Maire Gumry

Arrestation du maire de Gyumri : un coup politique ou un juste coup de filet ?

 

(Nouvelles d’Arménie en ligne NAM 20 octobre 2025)

 

Une opération spectaculaire de l’Anti‑Corruption Committee (ACC) arménienne a abouti ce matin à l’arrestation du maire de la deuxième ville d’Arménie, Vardan Ghukasyan, figure de l’opposition. Le chef de la municipalité de Gyumri est accusé avec sept autres responsables municipaux de « prise de pots-de-vin », « falsification de documents » et « abus de fonction ».
Cette arrestation intervient dans un climat politique hautement tendu : depuis plusieurs mois, le gouvernement du Premier ministre Nikol Pashinyan multiplie les actions judiciaires à l’encontre de ses adversaires, à un peu plus d’un an des élections parlementaires anticipées.

Une enquête aurait permis de recueillir « des éléments probants » selon lesquels Ghukasyan et l’architecte en chef de la ville auraient demandé une somme d’environ 4 millions de drams arméniens (soit l’équivalent de plusieurs milliers de dollars) à un particulier, en échange de la non-démolition d’un bâtiment « non autorisé » d’environ 1 500 m², rue Garegin Nzhdeh à Gyumri selon le communiqué de la police repris in extenso par Public Radio of Armenia
Il est aussi reproché à l’équipe municipale d’avoir « préparé des documents falsifiés » pour donner une apparence légale à cette construction irrégulière selon Armenpress
Au total, huit individus (dont le maire) ont été arrêtés.
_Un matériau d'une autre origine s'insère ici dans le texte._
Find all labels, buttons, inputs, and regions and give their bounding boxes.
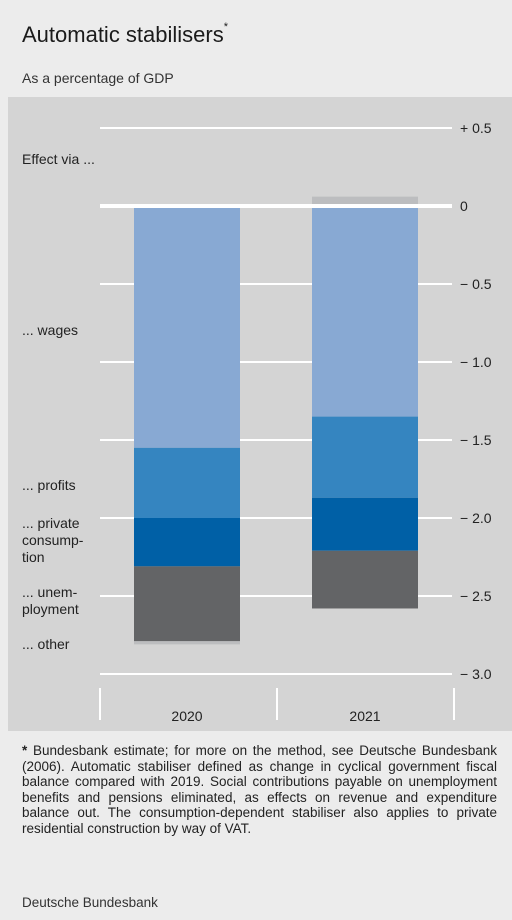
series-label: ... other bbox=[22, 636, 70, 652]
bar-segment bbox=[312, 550, 418, 609]
title-footnote-marker: * bbox=[223, 20, 229, 33]
bar-segment bbox=[312, 196, 418, 206]
chart-header: Automatic stabilisers* As a percentage o… bbox=[0, 0, 512, 97]
y-tick-label: − 3.0 bbox=[460, 666, 492, 682]
bar-segment bbox=[134, 206, 240, 448]
footnote-marker: * bbox=[22, 743, 28, 758]
y-tick-label: − 2.5 bbox=[460, 588, 492, 604]
series-label-line: consump- bbox=[22, 532, 84, 548]
plot-panel: + 0.5 0 − 0.5 − 1.0 − 1.5 − 2.0 − 2.5 − 3.0 2020… bbox=[8, 97, 512, 731]
x-tick-label: 2021 bbox=[349, 708, 380, 724]
bar-segment bbox=[134, 518, 240, 567]
chart-title: Automatic stabilisers* bbox=[22, 20, 229, 47]
footnote-text: Bundesbank estimate; for more on the met… bbox=[22, 743, 497, 836]
bar-segment bbox=[312, 497, 418, 551]
y-tick-label: − 0.5 bbox=[460, 276, 492, 292]
y-tick-label: 0 bbox=[460, 198, 468, 214]
legend-heading: Effect via ... bbox=[22, 151, 95, 167]
stacked-bar-chart: + 0.5 0 − 0.5 − 1.0 − 1.5 − 2.0 − 2.5 − 3.0 2020… bbox=[22, 120, 492, 724]
series-label-line: ... wages bbox=[22, 322, 78, 338]
y-tick-label: + 0.5 bbox=[460, 120, 492, 136]
chart-subtitle: As a percentage of GDP bbox=[22, 70, 174, 86]
bar-segment bbox=[134, 447, 240, 518]
footnote: * Bundesbank estimate; for more on the m… bbox=[22, 743, 497, 837]
series-label: ... wages bbox=[22, 322, 78, 338]
series-label: ... profits bbox=[22, 477, 76, 493]
series-label-line: ... other bbox=[22, 636, 70, 652]
source-note: Deutsche Bundesbank bbox=[22, 895, 158, 910]
x-tick-label: 2020 bbox=[171, 708, 202, 724]
series-label-line: ... unem- bbox=[22, 584, 78, 600]
y-tick-label: − 1.0 bbox=[460, 354, 492, 370]
bar-segment bbox=[312, 206, 418, 417]
series-label: ... unem-ployment bbox=[22, 584, 79, 617]
series-label-line: ployment bbox=[22, 601, 79, 617]
bar-segment bbox=[134, 566, 240, 642]
y-tick-label: − 1.5 bbox=[460, 432, 492, 448]
bar-segment bbox=[312, 416, 418, 498]
bar-segment bbox=[134, 641, 240, 645]
series-label: ... private consump-tion bbox=[22, 515, 84, 565]
series-label-line: ... private bbox=[22, 515, 80, 531]
series-label-line: tion bbox=[22, 549, 45, 565]
y-tick-label: − 2.0 bbox=[460, 510, 492, 526]
series-label-line: ... profits bbox=[22, 477, 76, 493]
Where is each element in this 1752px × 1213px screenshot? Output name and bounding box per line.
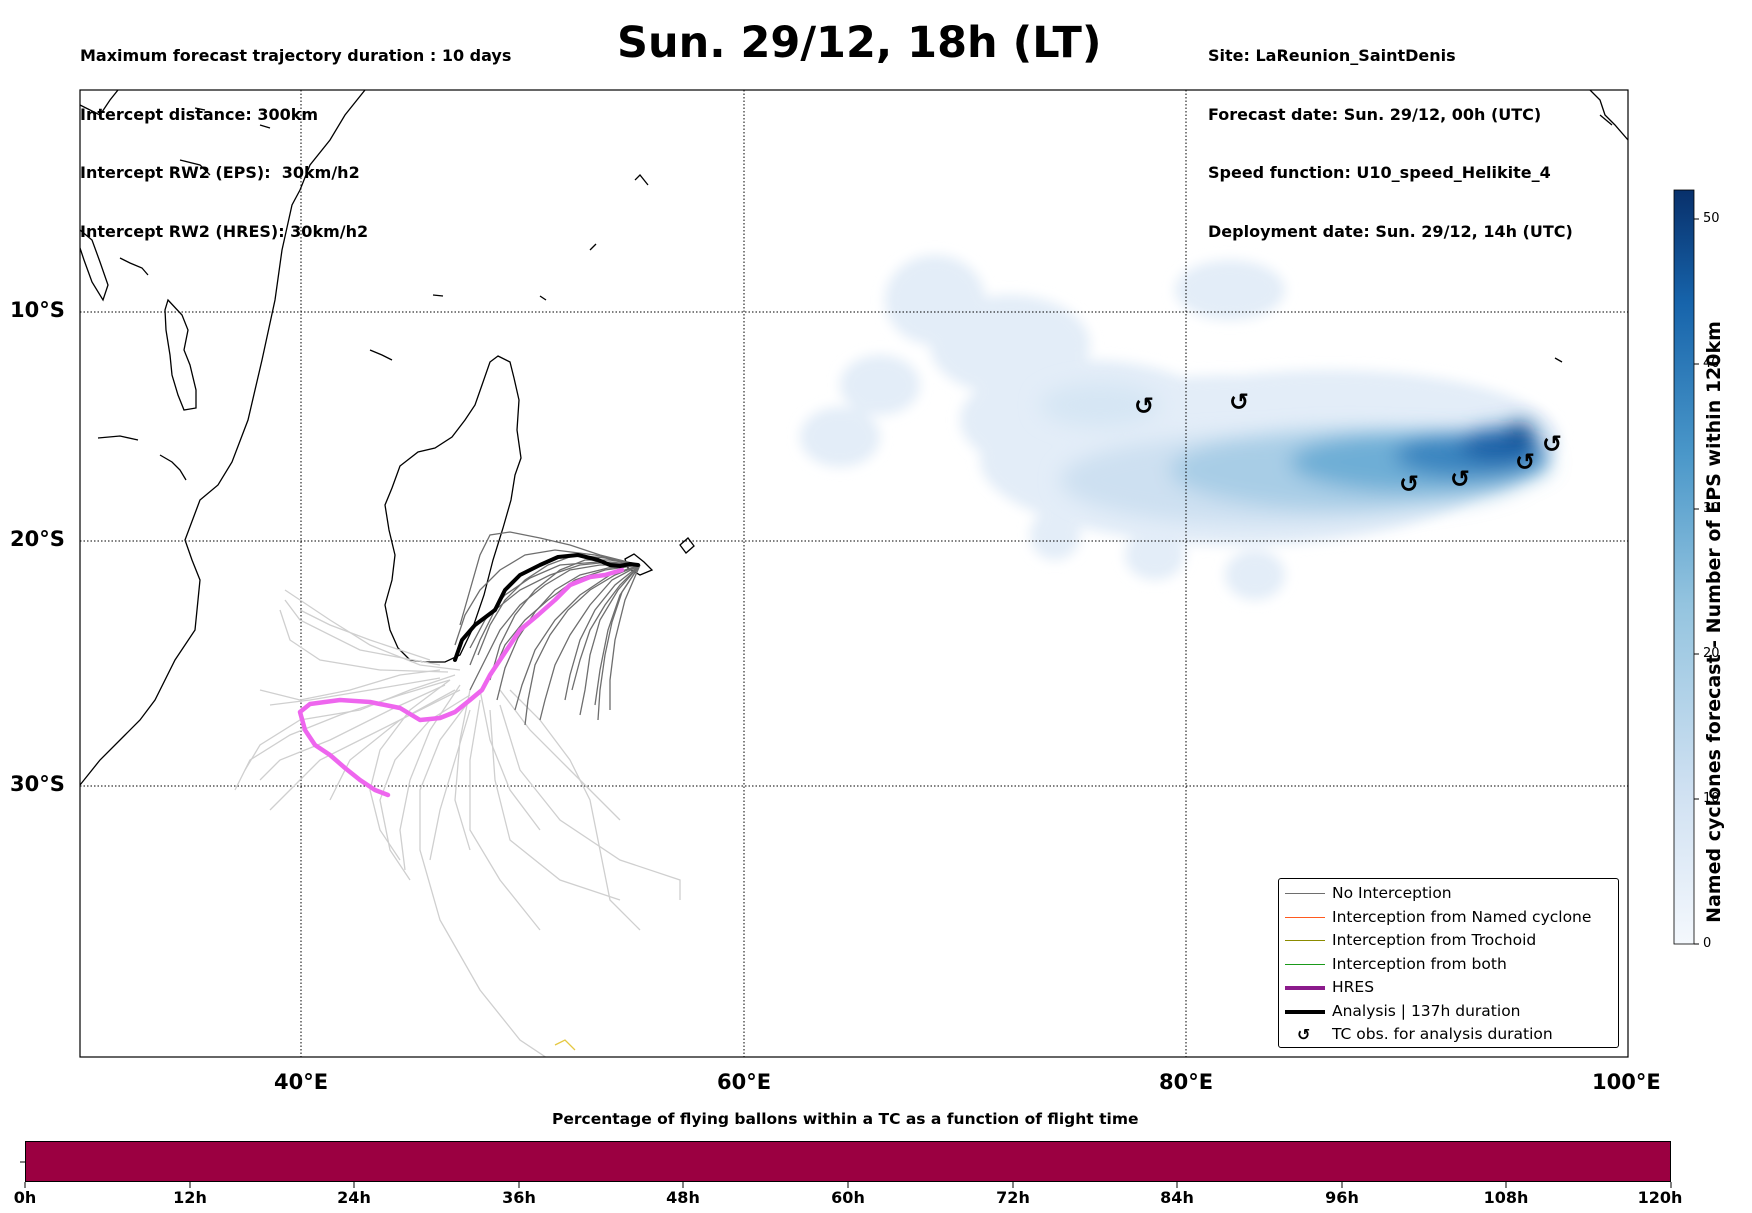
legend-item-tc-obs: ↺ TC obs. for analysis duration (1279, 1023, 1618, 1047)
flight-time-title: Percentage of flying ballons within a TC… (552, 1110, 1139, 1128)
cyclone-icon: ↺ (1297, 1025, 1311, 1044)
legend-label: TC obs. for analysis duration (1332, 1025, 1553, 1043)
tc-obs-marker: ↺ (1134, 392, 1155, 420)
legend-item-named-cyclone: Interception from Named cyclone (1279, 906, 1618, 930)
max-duration-text: Maximum forecast trajectory duration : 1… (80, 46, 512, 65)
legend-swatch (1285, 893, 1325, 895)
legend-swatch (1285, 940, 1325, 942)
legend-item-trochoid: Interception from Trochoid (1279, 929, 1618, 953)
flight-time-ticks (20, 1161, 1672, 1188)
forecast-date-text: Forecast date: Sun. 29/12, 00h (UTC) (1208, 104, 1542, 124)
hour-label: 120h (1637, 1188, 1683, 1207)
lon-label-40e: 40°E (274, 1070, 329, 1094)
legend-swatch (1285, 963, 1325, 965)
site-info-text: Site: LaReunion_SaintDenis Forecast date… (1208, 7, 1573, 261)
tc-obs-marker: ↺ (1229, 388, 1250, 416)
run-settings-text: Maximum forecast trajectory duration : 1… (80, 7, 511, 261)
legend-label: HRES (1332, 978, 1375, 996)
legend-swatch (1285, 916, 1325, 918)
lon-label-100e: 100°E (1592, 1070, 1661, 1094)
speed-function-text: Speed function: U10_speed_Helikite_4 (1208, 163, 1551, 182)
map-frame (79, 89, 1629, 1058)
coastlines (80, 90, 1628, 786)
colorbar-tick-label: 10 (1703, 791, 1720, 806)
hour-label: 0h (13, 1188, 37, 1207)
hour-label: 12h (173, 1188, 207, 1207)
legend-item-analysis: Analysis | 137h duration (1279, 1000, 1618, 1024)
gridlines (80, 90, 1628, 1057)
hour-label: 24h (337, 1188, 371, 1207)
cyclone-density-field (800, 255, 1560, 600)
hour-label: 60h (831, 1188, 865, 1207)
legend-label: Interception from both (1332, 954, 1507, 973)
legend-label: No Interception (1332, 884, 1452, 902)
trochoid-fragment (554, 1039, 576, 1051)
map-legend: No Interception Interception from Named … (1278, 878, 1619, 1048)
hour-label: 48h (666, 1188, 700, 1207)
flight-time-bar (25, 1141, 1671, 1182)
analysis-trajectory (453, 553, 640, 662)
hour-label: 96h (1325, 1188, 1359, 1207)
colorbar-tick-label: 50 (1703, 211, 1720, 226)
legend-item-no-interception: No Interception (1279, 882, 1618, 906)
colorbar-tick-label: 30 (1703, 501, 1720, 516)
hour-label: 36h (502, 1188, 536, 1207)
colorbar-tick-label: 40 (1703, 356, 1720, 371)
lat-label-30s: 30°S (10, 772, 65, 796)
eps-trajectories (454, 531, 641, 726)
intercept-eps-text: Intercept RW2 (EPS): 30km/h2 (80, 163, 360, 182)
legend-item-both: Interception from both (1279, 953, 1618, 977)
colorbar-tick-label: 20 (1703, 646, 1720, 661)
site-text: Site: LaReunion_SaintDenis (1208, 46, 1456, 65)
lon-label-60e: 60°E (717, 1070, 772, 1094)
legend-label: Interception from Named cyclone (1332, 907, 1592, 926)
legend-item-hres: HRES (1279, 976, 1618, 1000)
lat-label-20s: 20°S (10, 527, 65, 551)
tc-obs-marker: ↺ (1542, 430, 1563, 458)
hour-label: 84h (1160, 1188, 1194, 1207)
tc-obs-marker: ↺ (1399, 470, 1420, 498)
hour-label: 72h (996, 1188, 1030, 1207)
legend-swatch (1285, 1009, 1325, 1014)
lat-label-10s: 10°S (10, 298, 65, 322)
colorbar (1673, 189, 1695, 945)
hour-label: 108h (1483, 1188, 1529, 1207)
tc-obs-marker: ↺ (1450, 465, 1471, 493)
eps-trajectories-late (234, 589, 681, 1057)
hres-trajectory (297, 567, 625, 798)
tc-obs-marker: ↺ (1515, 448, 1536, 476)
colorbar-title: Named cyclones forecast - Number of EPS … (1703, 321, 1725, 923)
colorbar-ticks (1694, 218, 1699, 945)
intercept-hres-text: Intercept RW2 (HRES): 30km/h2 (80, 221, 369, 241)
deployment-date-text: Deployment date: Sun. 29/12, 14h (UTC) (1208, 221, 1573, 241)
legend-swatch (1285, 986, 1325, 990)
lon-label-80e: 80°E (1159, 1070, 1214, 1094)
legend-label: Analysis | 137h duration (1332, 1001, 1521, 1020)
colorbar-tick-label: 0 (1703, 936, 1712, 951)
intercept-distance-text: Intercept distance: 300km (80, 104, 319, 124)
page-title: Sun. 29/12, 18h (LT) (617, 18, 1102, 68)
legend-label: Interception from Trochoid (1332, 931, 1537, 949)
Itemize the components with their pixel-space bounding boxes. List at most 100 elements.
Le déroulé de l’arrestation a donné lieu à une spectaculaire intervention : ce matin, des agents (quelques comptes parlent de 60-70 individus masqués) de l’National Security Service (NSS) ont pénétré dans l’hôtel de ville de Gyumri, immobilisé le maire et opéré l’arrestation.

Contexte politique et enjeux

Cette affaire ne s’inscrit pas dans un vide : plusieurs éléments de contexte méritent d’être soulignés. Vardan Ghukasyan est un élu d’opposition, proche de l’ancien président Robert Kocharyan. Son succès à la maire de Gyumri, ville historiquement plus orientée vers les marchés russes et les traditions soviétiques, avait déjà été perçu comme un signe de la polarisation politique entre les pro-occidentaux et les pro-russes.
Le gouvernement de Pashinyan est sous pression : les élections parlementaires sont attendues pour juin 2026. Des voix de l’opposition dénoncent une « campagne judiciaire » visant à affaiblir les adversaires politiques. Il y a quelques semaines, Pashinyan avait publiquement mis en garde le maire de Gyumri pour des soupçons de « distribution de pots-de-vin électoraux » lors des élections de mars.

Avec l’arrestation du maire et d’autres cadres municipaux, le fonctionnement de l’administration de Gyumri semble pour l’heure paralysé : des employés rapportent l’impossibilité d’accéder à l’hôtel de ville et l’interruption des services municipaux.

 

Réactions

Plusieurs élus de l’opposition ont dénoncé une « manœuvre politique » et appelé à des manifestations pacifiques contre ce qu’ils qualifient d’« instrumentalisation de la justice ».

Le gouvernement, par l’intermédiaire de l’ACC, insiste quant à lui sur la légitimité de l’action : « Nous poursuivons notre travail pour dévoiler la structure complète de ce réseau de corruption et identifier tous les acteurs impliqués ».

Cette affaire pourrait créer un vide politique à Gyumri : avec la mise en détention du maire et d’un nombre important de hauts fonctionnaires municipaux, la ville pourrait connaître une période de turbulence ou d’administration provisoire.

 

Pour la scène nationale

L’arrestation survient dans un contexte de polarisation accrue :

Si l’opposition parvient à mobiliser la population autour du thème de la « répression politique », cela pourrait renforcer sa base.

À l’inverse, le gouvernement pourrait l’utiliser pour afficher sa « fermeté contre la corruption », ce qui peut lui être politiquement utile.

Sur le plan international, les observateurs seront attentifs : À quel point cette arrestation respecte-t-elle les standards de procès équitable et d’indépendance judiciaire ?

Dans un pays où les divisions entre pro-Europe/pro-Russie sont marquées, la chute d’un maire pro-russe peut être perçue comme un signal politique fort.